Officials believe they have a good news story to sell. The money will go toward repairing bridges and tunnels, as well as improving tracks on Amtrak’s busy northeast corridor. But it comes as Biden faces new headwinds from his faltering 2024 presidential campaign, with a New York Times/Siena College poll showing him falling behind former President Donald Trump in five of six key battleground states.
If the results are repeated a year from now, Biden would likely be dumped from the White House after one term. Polls show voters feel they are doing worse in a Biden economy than under Trump, following a period of strong inflation following the pandemic. Take a day trip to an Amtrak maintenance center. Monday’s visit to Bear, Delaware, marks at least the third time the president has held an event to highlight spending on the Northeast Corridor, a line Biden walked daily when he was a senator.

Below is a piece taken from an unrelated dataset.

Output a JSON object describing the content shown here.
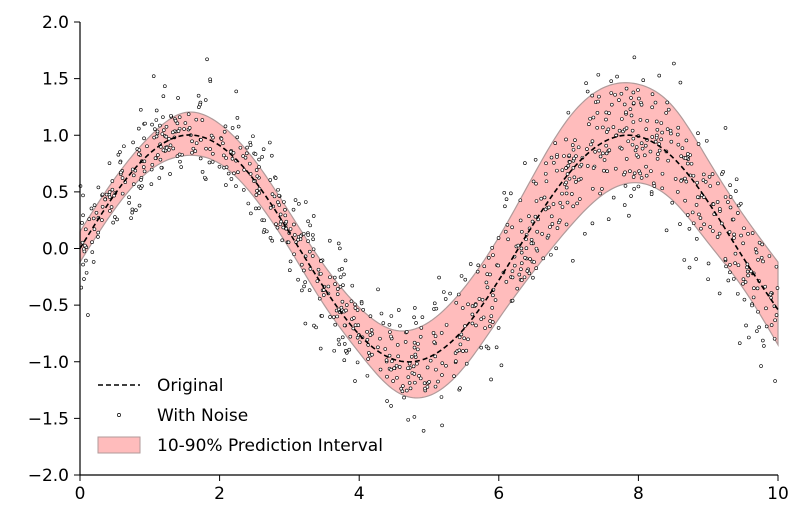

Biden says he has traveled more than a million miles on Amtrak and his local station now bears his name. “Amtrak wasn’t just a way to get home to family,” Biden said during a speech in Baltimore earlier this year. “The conductors, the engineers, they literally became my family.”
Some of the major projects being raised include $3.8 billion to repair and expand the Hudson River Tunnel between New York and New Jersey, and $4.7 billion for the Frederick Douglass Tunnel connecting Baltimore to Washington, D.C. Virginia connects, eliminating one of the biggest bottlenecks on the line. . “The bottom line is that these improvements will reduce travel times and improve reliability for the more than 200 million passengers who travel on this rail corridor annually,” said U.S. Secretary of Transportation Pete Buttigieg.
Officials say the bipartisan infrastructure bill of 2021 was one of the Biden administration’s most significant legislative successes, proving it was possible to navigate Washington’s gridlocked partisan politics to deliver a trillion dollars in investment. Polls show they are having a hard time selling the idea to voters.
The latest New York Times/Siena College poll shows Trump with a whopping 10 percentage point lead among voters in Nevada, Georgia, Arizona, Michigan and Pennsylvania. Biden has a two-point lead in Wisconsin. In 2020, he won all six states. A second survey found that “Bidenomics,” the White House nickname for the president’s economic policies, failed to impress.
About 51 percent of swing-state voters said they felt the national economy was better off during the Trump years, according to the New Morning Consult/Bloomberg survey.